John has no passion in life. We have not been intimate at all since last July - not through lack of my trying. Things heated up for a bit, then.... nothing.. He has no interest beyond the computer or sleeping on the couch. He doesn't want to do anything or go anywhere... ever. Our house is falling apart and he has no interest in fixing it.

I just don't know how we are existing like this. Sometimes i honestly feel as though we are together because it's easier for either of us, than moving out.
Only a few short years ago, i was so in love with John. When i heard his car in the drive, my heart fluttered. His smile was like a flash of dazzle, and he made me feel like our little family was all that mattered in the world. How quickly the fairy tale fades.....
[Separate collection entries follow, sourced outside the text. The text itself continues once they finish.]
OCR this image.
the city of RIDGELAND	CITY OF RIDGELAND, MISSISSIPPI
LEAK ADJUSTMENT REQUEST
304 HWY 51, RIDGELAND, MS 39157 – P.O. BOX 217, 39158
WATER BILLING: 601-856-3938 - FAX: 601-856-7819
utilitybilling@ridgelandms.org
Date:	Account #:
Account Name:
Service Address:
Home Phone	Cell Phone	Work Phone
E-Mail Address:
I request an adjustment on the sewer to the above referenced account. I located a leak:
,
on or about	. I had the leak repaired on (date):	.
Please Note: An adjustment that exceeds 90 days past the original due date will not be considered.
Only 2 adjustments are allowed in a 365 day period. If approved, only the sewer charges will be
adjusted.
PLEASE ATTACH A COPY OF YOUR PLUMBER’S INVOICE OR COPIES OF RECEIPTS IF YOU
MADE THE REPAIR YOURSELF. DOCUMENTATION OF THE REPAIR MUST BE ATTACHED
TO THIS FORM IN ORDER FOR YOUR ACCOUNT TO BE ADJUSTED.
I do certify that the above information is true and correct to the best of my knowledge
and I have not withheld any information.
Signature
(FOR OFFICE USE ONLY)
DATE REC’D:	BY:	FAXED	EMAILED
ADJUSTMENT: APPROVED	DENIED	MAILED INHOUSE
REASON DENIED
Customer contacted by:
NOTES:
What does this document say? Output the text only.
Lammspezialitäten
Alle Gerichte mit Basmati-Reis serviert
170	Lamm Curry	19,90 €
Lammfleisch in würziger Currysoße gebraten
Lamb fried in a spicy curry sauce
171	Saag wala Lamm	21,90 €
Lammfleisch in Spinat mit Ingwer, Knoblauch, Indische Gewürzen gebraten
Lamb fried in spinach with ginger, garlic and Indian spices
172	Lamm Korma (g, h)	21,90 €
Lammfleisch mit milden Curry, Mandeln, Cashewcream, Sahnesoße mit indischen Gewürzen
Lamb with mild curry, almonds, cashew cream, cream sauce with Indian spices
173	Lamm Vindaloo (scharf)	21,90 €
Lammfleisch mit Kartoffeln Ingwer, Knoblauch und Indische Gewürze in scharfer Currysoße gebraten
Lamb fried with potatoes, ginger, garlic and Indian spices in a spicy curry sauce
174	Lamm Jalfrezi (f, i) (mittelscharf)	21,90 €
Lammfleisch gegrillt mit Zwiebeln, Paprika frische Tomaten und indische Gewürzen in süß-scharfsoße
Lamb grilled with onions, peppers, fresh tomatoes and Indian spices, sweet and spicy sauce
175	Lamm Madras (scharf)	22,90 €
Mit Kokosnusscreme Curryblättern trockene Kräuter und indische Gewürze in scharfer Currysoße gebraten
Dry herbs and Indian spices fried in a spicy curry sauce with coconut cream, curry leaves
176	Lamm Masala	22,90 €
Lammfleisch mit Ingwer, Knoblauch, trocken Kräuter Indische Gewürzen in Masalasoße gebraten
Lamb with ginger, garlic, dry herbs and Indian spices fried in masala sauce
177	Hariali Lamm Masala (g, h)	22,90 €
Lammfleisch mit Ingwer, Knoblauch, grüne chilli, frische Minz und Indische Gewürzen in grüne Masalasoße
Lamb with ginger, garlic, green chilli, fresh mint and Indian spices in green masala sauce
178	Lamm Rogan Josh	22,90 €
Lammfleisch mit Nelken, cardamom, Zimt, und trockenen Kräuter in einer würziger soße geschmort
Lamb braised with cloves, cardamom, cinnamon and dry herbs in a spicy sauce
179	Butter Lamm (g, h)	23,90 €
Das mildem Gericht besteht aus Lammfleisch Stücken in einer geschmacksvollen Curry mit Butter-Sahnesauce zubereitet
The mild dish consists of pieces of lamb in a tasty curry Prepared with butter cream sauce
I'm a realist. I dont expect fireworks for the whole duration of a marriage. There's ups & downs, and it's even normal to not even like your partner some days.
But in order for any relationship to work, both sides have to work at it, or at least be willing. That's isnt happening here. I have even left John for a few days, to think about stuff, not knowing if i'd be back other than to get the kids. But John talked the talk and promised the right things. I came back, and he forgot everything he promised immediately. But i love John, & i'm not a quitter with people i love.

Tonight i was in the bath, and i got the idea that, God willing, I can change all this. I've always known i was the matriarch. Everyone in the family comes to me for everything. I'm the peace keeper, decision maker etc.
I feel as if God has put it on my shoulders [with His providence] to make the changes needed. This marriage can be healed, but i have to carry John, Because John can't carry himself right now.
So i got outta the bath & started this blog.

This is day one.
Tomorrow is the beginning of a new marriage.